All of this occurs after you’ve bought a product. But what you’ve chosen to buy and from whom is equally as important to the self. There are no tribes or communities in the modern world – ancestral traditions have become interesting articles, cultural ties have become holidays and e-cards. Our values are derived from our nuclear families and our philosophy discovered through the Internet. As we search for meaning, we look to people.
And what are companies if not just groups of people? The very best organisations know their own values and beliefs, and they are distilled in every single consumer touch point. The feel of the packaging, the architecture of the store, the way you purchase and yes, even the manner in which you are spoken to. Products themselves become central to an archetype and personality – a set of aspirations and beliefs where we can find like minded souls.
But what if you had nothing?
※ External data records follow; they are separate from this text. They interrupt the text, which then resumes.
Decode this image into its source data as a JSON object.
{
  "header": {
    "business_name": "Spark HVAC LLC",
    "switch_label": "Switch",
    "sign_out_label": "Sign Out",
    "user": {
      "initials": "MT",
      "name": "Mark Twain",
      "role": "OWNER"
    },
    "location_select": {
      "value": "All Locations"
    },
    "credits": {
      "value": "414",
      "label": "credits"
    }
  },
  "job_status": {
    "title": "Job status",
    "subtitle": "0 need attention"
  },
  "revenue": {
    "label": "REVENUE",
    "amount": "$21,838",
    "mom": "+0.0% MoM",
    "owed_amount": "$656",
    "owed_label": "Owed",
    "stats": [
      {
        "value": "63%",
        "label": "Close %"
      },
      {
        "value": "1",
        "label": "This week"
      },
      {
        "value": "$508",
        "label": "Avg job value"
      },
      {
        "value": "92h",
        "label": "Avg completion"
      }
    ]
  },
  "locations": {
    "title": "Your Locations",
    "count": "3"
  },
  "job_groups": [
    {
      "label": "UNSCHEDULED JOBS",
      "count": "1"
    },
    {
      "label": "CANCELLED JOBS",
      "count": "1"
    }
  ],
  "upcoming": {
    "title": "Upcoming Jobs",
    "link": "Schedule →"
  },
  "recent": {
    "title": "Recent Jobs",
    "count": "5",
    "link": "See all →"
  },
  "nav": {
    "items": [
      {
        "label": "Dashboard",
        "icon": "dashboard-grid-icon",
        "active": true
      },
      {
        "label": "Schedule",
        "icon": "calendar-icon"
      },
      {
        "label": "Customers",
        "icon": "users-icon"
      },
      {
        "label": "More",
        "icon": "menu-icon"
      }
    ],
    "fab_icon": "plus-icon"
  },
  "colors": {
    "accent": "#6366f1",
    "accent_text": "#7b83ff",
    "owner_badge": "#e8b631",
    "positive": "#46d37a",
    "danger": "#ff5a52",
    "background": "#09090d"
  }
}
If it was all taken away. Would you be any less?
The thought is disturbing. It strikes fear into our very being. It would appear that the heirarchy of needs applies to our products as well. I wear clothes at the most basic level for dignity and survival, but my Mac is for my creative self; for self actualisation. If you took it all away I’d work my way up the ladder as each of my needs were once again met.
Of course, this is ridiculous. I’m merely pointing out that objects, without the proper safeguards, become crutches. We project onto them that which we no longer have or desperately want. The truth is that you, yourself are enough. Being naked and bare requires courage. It requires trust. And sometimes, it’s uncomfortable. We’ll do anything to avoid that – to avoid pain or discomfort. To face the reality and truth of what and who we really are. It’s uncertain, it’s unsettling. Perhaps that’s why we created things in the first place. For a moment we’re people, not animals. Our nature is hidden from us, we’re something more. We can put aside our basic instincts and start to create tools. We create things to make life easier, more comfortable and perhaps, less natural.
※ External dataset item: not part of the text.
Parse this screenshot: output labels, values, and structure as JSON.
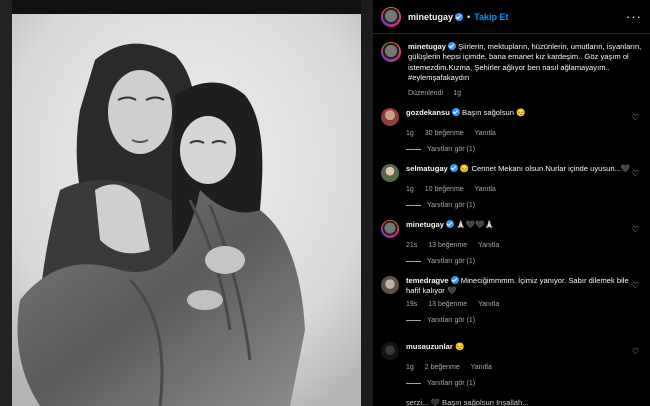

The problem is, as long as we’re made up of grey matter and flesh, the base instinct will always come out. Human beings are not rational; we are rationalising. As designers, we create the narrative; we tell the story. We desperately want this one to be true, but it isn’t. The drive to create new is not utopian; it is biological and a hard-wired human need. It’s as animalistic and fundamental as sex.
And like sex, we do it because it’s fun. Because it’s exciting. Because it’s unpredictable. Because it feels good. We do it even when we have no conscious intention of creating new and absolutely no need to create new, despite the potential consequences. We just can’t help ourselves – we’re addicted to the process. It makes us feel alive. It makes us feel connected. Just look at the world around you. It’s surrounded by humans and man made things.
I don’t advocate chastity or celibacy. There is no way I can say what I will create deserves to exist any more than what you will. I just want to ask us all to consider what we want and think deeply about why we want it. As people we seek to understand others, but we must understand ourselves first.
One of my greatest heroes once argued that it’s not what you create, but what you choose not to create that really matters.
Perhaps sometimes the most human-centred thing a designer can do, is simply not to design at all.